A pure Si crystal having \( 5 \times 10^{28} \) atoms m\(^{-3}\) is doped with 1 ppm concentration of antimony. If the concentration of holes in the doped crystal is found to be \( 4.5 \times 10^9 \) m\(^{-3}\), the concentration (in m\(^{-3}\)) of intrinsic charge carriers in the Si crystal is about:

• A. \( 1.2 \times 10^{15} \)
• B. \( 1.5 \times 10^6 \)
• C. \( 3.0 \times 10^{15} \)
• D. \( 2.0 \times 10^6 \)

Hint:

The intrinsic carrier concentration \( n_i \) in semiconductors is important for understanding charge transport. In doped semiconductors, the carrier concentration is influenced by both the intrinsic carriers and the dopants.

Answer 1

The Correct Option is B

Given: - Concentration of silicon atoms in pure Si: \( 5 \times 10^{28} \) m\(^{-3}\). - Doping concentration of antimony: 1 ppm, where \( 1 \, \text{ppm} = \frac{1}{10^6} \). - Concentration of antimony in doped Si: \[ \text{Concentration of Sb} = \frac{1}{10^6} \times 5 \times 10^{28} = 5 \times 10^{22} \, \text{m}^{-3} \] - Concentration of holes in doped crystal: \( 4.5 \times 10^9 \) m\(^{-3}\). The intrinsic carrier concentration \( n_i \) is defined as: \[ n_i = \sqrt{n_e \times n_h} \] where \( n_e \) is electron concentration and \( n_h \) is hole concentration. In the doped Si, electron concentration \( n_e \) is approximately equal to the dopant concentration: \( n_e \approx 5 \times 10^{22} \, \text{m}^{-3} \). Hole concentration \( n_h \) is \( 4.5 \times 10^9 \, \text{m}^{-3} \).

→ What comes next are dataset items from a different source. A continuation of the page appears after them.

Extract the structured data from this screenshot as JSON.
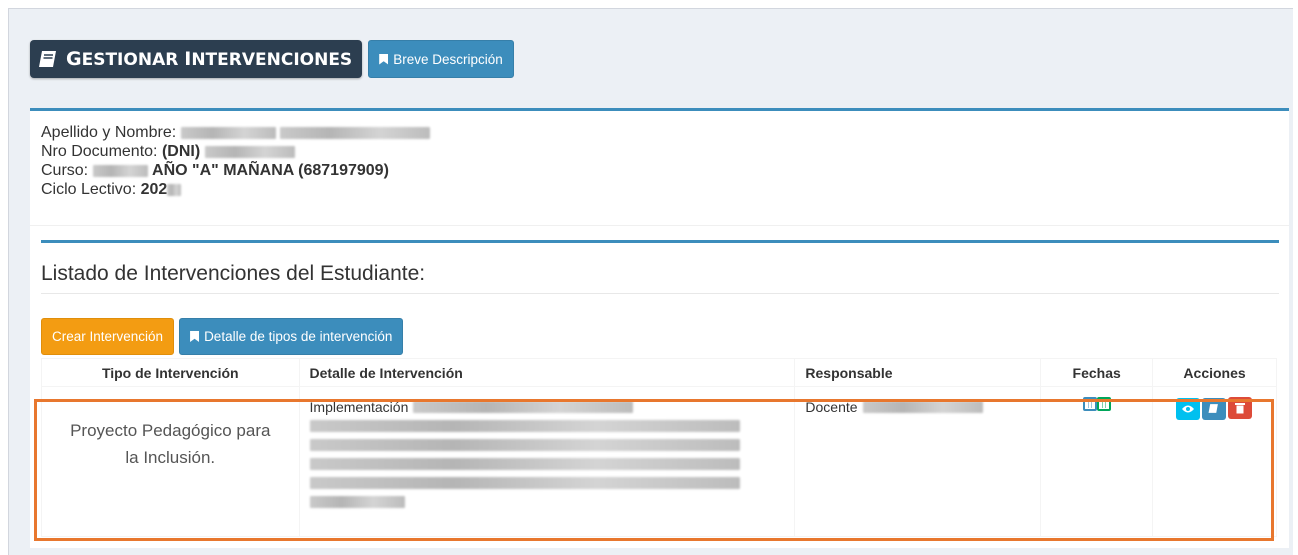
{
  "header": {
    "title_first": "G",
    "title_rest_1": "ESTIONAR ",
    "title_second": "I",
    "title_rest_2": "NTERVENCIONES",
    "brief_button": "Breve Descripción"
  },
  "student": {
    "name_label": "Apellido y Nombre:",
    "doc_label": "Nro Documento:",
    "doc_type": "(DNI)",
    "course_label": "Curso:",
    "course_value": "AÑO \"A\" MAÑANA (687197909)",
    "cycle_label": "Ciclo Lectivo:",
    "cycle_value": "202"
  },
  "list": {
    "title": "Listado de Intervenciones del Estudiante:",
    "create_button": "Crear Intervención",
    "detail_button": "Detalle de tipos de intervención",
    "columns": [
      "Tipo de Intervención",
      "Detalle de Intervención",
      "Responsable",
      "Fechas",
      "Acciones"
    ],
    "rows": [
      {
        "tipo_line1": "Proyecto Pedagógico para",
        "tipo_line2": "la Inclusión.",
        "detalle_start": "Implementación",
        "responsable": "Docente"
      }
    ]
  },
  "icons": {
    "title": "book-icon",
    "bookmark": "bookmark-icon",
    "calendar": "calendar-icon",
    "view": "eye-icon",
    "edit": "book-icon",
    "delete": "trash-icon"
  },
  "colors": {
    "primary": "#3c8dbc",
    "warning": "#f39c12",
    "dark": "#2c3e50",
    "info": "#00c0ef",
    "danger": "#dd4b39",
    "highlight": "#e8772e"
  }
}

Calculate the intrinsic carrier concentration \( n_i \): \[ n_i = \sqrt{5 \times 10^{22} \times 4.5 \times 10^9} \] \[ n_i = \sqrt{2.25 \times 10^{32}} = 1.5 \times 10^{16} \, \text{m}^{-3} \] The concentration of intrinsic charge carriers is approximately \( 1.5 \times 10^{16} \, \text{m}^{-3} \).